Blumenberg is the captivating and witty fictional tale of this likeable philosopher and the handful of students who come under the spell of the supernatural lion—including skinny Gerhard Optatus Baur, a promising young Blumenbergian, and the delicate, haughty Isa, who falls head over heels in love with the wrong man. Written by Sibylle Lewitscharoff, whom Die Welt called the ‘most dazzling stylist of contemporary German literature’, Blumenberg will delight English readers.
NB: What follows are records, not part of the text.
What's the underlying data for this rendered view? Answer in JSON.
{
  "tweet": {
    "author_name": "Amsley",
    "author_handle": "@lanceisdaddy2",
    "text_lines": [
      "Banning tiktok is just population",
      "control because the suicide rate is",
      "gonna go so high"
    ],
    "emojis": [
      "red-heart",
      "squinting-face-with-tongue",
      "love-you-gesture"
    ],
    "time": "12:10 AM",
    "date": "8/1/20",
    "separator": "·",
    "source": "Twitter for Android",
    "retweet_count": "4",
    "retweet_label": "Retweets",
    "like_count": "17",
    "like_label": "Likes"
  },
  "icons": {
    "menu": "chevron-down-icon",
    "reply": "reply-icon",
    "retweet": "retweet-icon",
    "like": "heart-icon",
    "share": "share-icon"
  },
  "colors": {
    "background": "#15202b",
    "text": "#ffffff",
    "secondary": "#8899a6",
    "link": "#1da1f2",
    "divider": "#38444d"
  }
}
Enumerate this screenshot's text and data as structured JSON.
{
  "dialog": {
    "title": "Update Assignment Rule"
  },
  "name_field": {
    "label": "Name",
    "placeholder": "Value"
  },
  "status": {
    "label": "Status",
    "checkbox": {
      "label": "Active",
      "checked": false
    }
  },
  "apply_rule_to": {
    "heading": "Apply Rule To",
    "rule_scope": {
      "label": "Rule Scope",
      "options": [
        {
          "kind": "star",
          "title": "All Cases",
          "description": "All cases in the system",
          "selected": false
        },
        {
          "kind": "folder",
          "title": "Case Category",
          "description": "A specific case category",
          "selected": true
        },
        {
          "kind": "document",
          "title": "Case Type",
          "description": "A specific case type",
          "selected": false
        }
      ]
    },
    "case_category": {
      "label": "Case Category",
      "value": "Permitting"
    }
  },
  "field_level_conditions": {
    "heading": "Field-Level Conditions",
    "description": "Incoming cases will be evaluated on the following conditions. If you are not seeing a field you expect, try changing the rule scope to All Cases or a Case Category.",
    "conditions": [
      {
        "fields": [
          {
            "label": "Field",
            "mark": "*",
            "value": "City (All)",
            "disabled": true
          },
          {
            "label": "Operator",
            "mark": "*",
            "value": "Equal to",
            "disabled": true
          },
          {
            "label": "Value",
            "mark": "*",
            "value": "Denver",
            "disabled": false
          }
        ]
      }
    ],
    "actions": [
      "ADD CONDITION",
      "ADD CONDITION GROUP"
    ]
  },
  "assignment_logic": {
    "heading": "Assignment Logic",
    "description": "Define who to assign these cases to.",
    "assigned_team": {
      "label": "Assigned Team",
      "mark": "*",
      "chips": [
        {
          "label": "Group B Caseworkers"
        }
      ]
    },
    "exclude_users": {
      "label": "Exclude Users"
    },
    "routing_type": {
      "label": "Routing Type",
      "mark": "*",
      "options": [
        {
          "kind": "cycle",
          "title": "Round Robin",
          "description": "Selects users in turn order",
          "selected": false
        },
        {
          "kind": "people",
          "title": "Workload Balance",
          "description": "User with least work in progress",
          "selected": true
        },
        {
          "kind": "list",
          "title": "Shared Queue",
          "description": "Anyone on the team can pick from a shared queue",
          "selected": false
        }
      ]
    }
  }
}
Not a word is wasted by Lewitscharoff in this superbly written novel where everything is significant. Themes and style alike contribute to the overall effect: a clever blend of poetry, philosophy and comedy by an author who is a master of her craft.
The novel centres on a fictionalised version of the German philosopher Hans Blumenberg, most famous for his concept of ‘metaphorology’, who died in 1996. Suhrkamp has recently reissued Löwen, a volume of notes on ancient and modern stories about lions taken from Blumenberg’s unpublished papers, and Lewitscharoff’s narrative gives the philosopher an actual lion, which turns up in his study one evening in 1982, and becomes his silent companion for the rest of his life. The lion is an ontological puzzle: is he real, tangible, or simply a lengthy hallucination? When Blumenberg’s wife eventually finds him dead in 1996, there is a smell of lions in the room, and a few yellow hairs cling to his clothes. 
Running parallel to the philosopher’s narrative are those of a handful of his students in the year the lion appears. Isa is in love with Blumenberg, though he doesn’t know it, and in despair she throws herself off a motorway bridge. Richard imagines Blumenberg reading his dissertation, and is so crippled by the professor’s imagined disdain that he cannot complete it. He travels to South America, where he is brutally murdered in an alleyway. Hansi, an oddball who torments his fellow students and the general public by relentlessly reading poems at them in bars and restaurants, becomes even more eccentric after leaving university, and eventually drops dead whilst being arrested for creating a public nuisance with his aggressive philosophising. Only Gerhard, a dedicated ‘Blumenbergian’, manages an academic career, and even he turns up in the book’s final chapter, set in a kind of waiting room in the afterlife, where Blumenberg and his lion are reunited with his dead students. 
Interesting stylistic twists make Blumenberg difficult to pigeonhole. The lion takes the narrative into the territory of magic realism, and the final chapter in the afterlife goes beyond this. There are also interventions from the narrator, who, for example, having told us what is going through Isa’s mind in the seconds before her death, muses on whether it’s actually possible for a narrator to know this, and how much of it is plausible. A highly original work.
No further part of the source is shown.